Still another faction of the Shi’a considered the eleventh Imam Hasan al-Askari as the last and final Imam. From among them were those who claimed that Hasan was the promised Mahdi and denied his death, or that he was resurrected after his death. Others claimed that Hasan has died but that the Imamate ceased after his death and he simply had no immediate successor. Either the Imamate had ceased absolutely, or Allah would raise up a promised Mahdi in the future, but for now the Imamate had ceased.
All of these above described tendencies emerged because of one important factor – the fact that the eleventh Imam, Hasan al-Askari, had no offspring to succeed him.

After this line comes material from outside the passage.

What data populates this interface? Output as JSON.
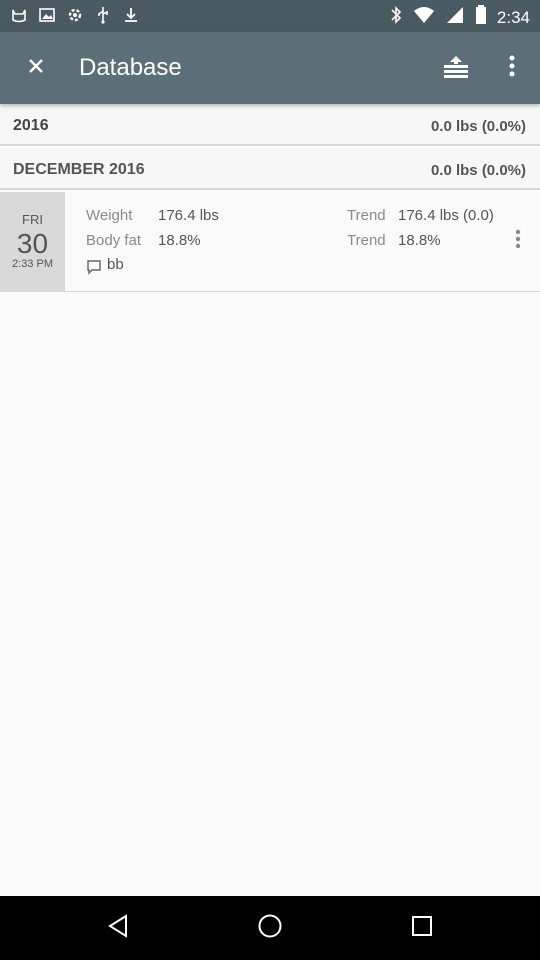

But as for those Shi’a who attribute a son to the eleventh Imam, and claim he is the twelfth Imam, even they put forward contradictory views on the matter. Some claimed the eleventh Imam had a son named Ali. Others, however, insisted that he had a son named Muhammad. The Twelvers of today also say that the Twelfth Imam’s name is Muhammad. But originally the Shi’a differed extensively regarding this Muhammad. For example, they claimed a boy named Muhammad was born to the eleventh Imam some two years before the latter’s death. But others believed that this Muhammad was born some eight months after the eleventh Imam’s death. Others claim he was five years old or eight years old at the time of his father’s death, and was able to lead the eleventh Imam’s funeral prayers. Another faction claim that when the eleventh Imam died, the twelfth Imam was still a fetus in his mother’s womb, and that she has not yet given birth to him, so he remains concealed in her womb. They believe she will remain pregnant until the time for his appearance as the promised Mahdi. Finally, a faction believe that this Muhammad had died but he would be resurrected in the future and return as the promised Mahdi.
Regarding the mother of the twelfth Imam, it is well known that the eleventh Imam never had a wife in his Nikah. Therefore, those Shi’a who argue that the fictional Muhammad was the twelfth Imam claim that his mother was a concubine of the eleventh Imam. But they differ as to the identity of that concubine, some claiming she was Rayhana, or Sawsan, or Narjis. Supposedly latter was a Roman slave-girl. A large group of Shi’a, however, believed that the twelfth Imam’s mother was a slave-girl named Saqil. Saqil was imprisoned by the Abbasid ruler al-Mu’tadid because of the wild rumors that she was pregnant with the twelfth Imam, or that she had given birth to him. However, the Ithna Ashariya sect of today insist that the real mother of the twelfth Imam was Narjis. But the Ithna Asharis themselves admit that there was no sign of pregnancy in the supposed twelfth Imam’s mother after his supposed conception!
In conclusion, there is simply no evidence to establish the birth of a son to the eleventh Imam. It is well-known that he neither had a wife nor any offspring. This is why the Shi’a differed into numerous factions after his death. It is very likely that the deputies of the eleventh Imam, in order to continue to tradition of collecting Zakat, Khums, and other religious taxes from the Shi’a community, invented the figure of the twelfth Imam, so they could collect that money on his behalf.